Lithium is common as dirt, can be found pretty much anywhere, but the process of extracting it is so dirty that no rich nation allows it on their soil. Thus we get the global south lithium mines, with enormous environmental destruction, plus a long logistics line to transport it back to the rich part of the world (which incidentally eats up any environmental benefits you might get from abolishing combustion engines, BUT it's destruction in a poor part of the world, so 🤷♂️). With that you get dependency and toil slavery of these countries, you get political conflicts over extraction and payment, all the rat's tail of exploitation.
The article is super general on WHICH materials create the "two chemical solutions containing ions, one acting as the anolyte (adjacent to the anode), the other as the catholyte (near the cathode)".

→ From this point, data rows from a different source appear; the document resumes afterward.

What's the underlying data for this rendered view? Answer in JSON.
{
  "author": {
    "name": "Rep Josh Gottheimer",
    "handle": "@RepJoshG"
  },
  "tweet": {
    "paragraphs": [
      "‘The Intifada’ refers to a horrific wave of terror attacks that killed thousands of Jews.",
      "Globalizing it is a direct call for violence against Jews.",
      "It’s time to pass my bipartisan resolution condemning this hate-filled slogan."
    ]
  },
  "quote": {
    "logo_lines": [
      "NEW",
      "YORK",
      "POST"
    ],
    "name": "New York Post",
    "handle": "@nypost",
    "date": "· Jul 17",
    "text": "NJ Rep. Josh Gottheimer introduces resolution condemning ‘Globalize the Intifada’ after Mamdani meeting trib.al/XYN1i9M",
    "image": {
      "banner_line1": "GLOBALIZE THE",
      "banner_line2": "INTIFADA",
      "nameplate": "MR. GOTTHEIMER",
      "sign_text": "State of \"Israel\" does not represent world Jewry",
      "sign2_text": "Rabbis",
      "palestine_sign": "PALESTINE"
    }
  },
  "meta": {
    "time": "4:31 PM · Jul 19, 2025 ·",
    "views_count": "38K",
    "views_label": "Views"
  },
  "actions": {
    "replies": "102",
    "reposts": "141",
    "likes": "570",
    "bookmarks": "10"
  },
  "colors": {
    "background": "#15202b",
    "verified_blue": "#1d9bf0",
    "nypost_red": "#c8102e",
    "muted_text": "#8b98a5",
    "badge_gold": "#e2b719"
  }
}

Way, way down, they say it "could be made from readily available, inexpensive minerals, such as ferric oxide and gamma manganese dioxide". Could. What's the cost? what's the sourcing basis? Ferric oxide is super common and easy. Manganese dioxide, apparently, is also clean to make. Meaning, it would be likely that this would be produced without outsourcing it to conflict zones (which become conflict zones exactly because we outsource the dirt to it, and people are fed up with that there, and then burn things down).